I fratelli Cauteruccio scoprono Jarry

Enrico Groppali

Se fossimo obbligati a narrare per filo e per segno come è stato messo in scena nel teatro italiano un testo anomalo e affascinante come Ubu Re concepito sui banchi di scuola da quel mattacchione di Alfred Jarry riceveremmo - poco ma sicuro - una nota di demerito da parte dei lettori.
I quali, di fronte alle nostre riserve, giustamente ci chiederebbero: «Possibile non vi vada mai bene niente? Eppure quel copione ha sempre attirato, come le mosche al miele, i teatranti più eccentrici del nostro Paese… e poi come la mettete con Peter Brook che, tempo fa, approdò proprio a Milano narrandoci con allarmante disinvoltura le avventure e le sventure del grand’uomo dalla candela verde?»
Tutto vero, intendiamoci, e tutto condivisibile ma a patto - e non è poco - di sottovalutare l’intrinseca difficoltà rappresentata da una pièce paragonabile agli aculei di un porcospino per colpa delle allusioni, degli scherzi sulfurei, dei mostruosi capricci linguistici e dei funambolismi vocali che la apparentano a volte a un gadget (ma scritto in albanese) e a volte a una striscia a fumetti dei Flintstones.
Stavolta invece c’è andata bene. Al CRT-Teatro dell’Arte di viale Alemagna va infatti in scena da stasera al 5 febbraio Ubu c’è, un’edizione con tutti i crismi dal testo di Jarry firmata da Giancarlo, il maggiore dei due Cauteruccio (l’altro è Fulvio, l’attore).
I due intrepidi fratelli han fatto propria la lezione di Tadeusz Kantor ammannendo per noi tutti gli ingredienti del gran paté nato nella mente dell’autore mentre dipingeva come Gian Burrasca sul colletto inamidato dei compagni il profilo a tutto tondo degli insegnanti.
Si comincia, come nella Classe morta del famoso regista polacco, con una carrellata che riprende in un’aula disadorna i ragazzi terribili del liceo di Rennes una volta tanto prigionieri di un contenitore a forma di balena prima di tramutarsi in un mostruoso macchinario e, alla fine, nella prua di una nave.
Il ventre di legno dove il terribile Padre Ubu, inseguito dai contadini impoveriti dalla feroce tassazione imposta dal sedicente sovrano, cerca rifugio dall’ira del popolo.
Mentre dagli altoparlanti risuona nella cavea la voce stentorea di Apollinaire a tratti, quando meno te l’aspetti, da un video ammonisce contro l’orrore della guerra Jean Baudrillard, il più fedele patafisico vivente.

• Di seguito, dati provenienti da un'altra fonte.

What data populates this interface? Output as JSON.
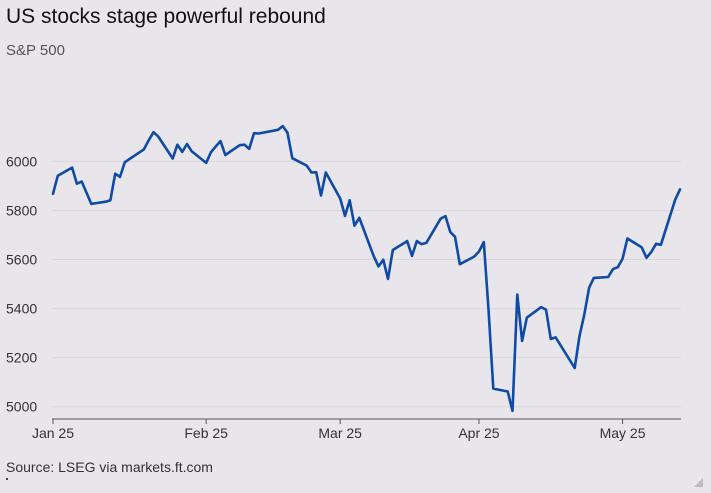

In questa opera al nero in cui gli acciacchi del tempo e lo splendore della giovinezza sono accadimenti arbitrari la mimica stravolta di Fulvio Cauteruccio fa scuola moltiplicando prodezze e capriole a volontà, sfoderando dalle maniche lunghissime braccia da trampoliere e dita che si tendono, più adunche degli artigli, verso una platea più divertita che sbigottita.
Accanto a lui Alida Giardina, la terza Madre Ubu delle scene italiane dopo Rosalina Neri e Marisa Fabbri, truccata come un vampiro di Leonor Fini, straripa dal banco facendo boccacce al pubblico mentre i suoi grandi occhi verdi da sirena troppo cresciuta sprizzano languidi inviti.


Su tutto poi domina il ferocissimo Merde! scandito dagli allievi contro l’idiozia di un’istruzione che li umilia invece di educarli. A cui i piccoli leader contrappongono il disegno oltranzista di Ubu, «uno stato gassoso che fa pensare all’intestino tenue».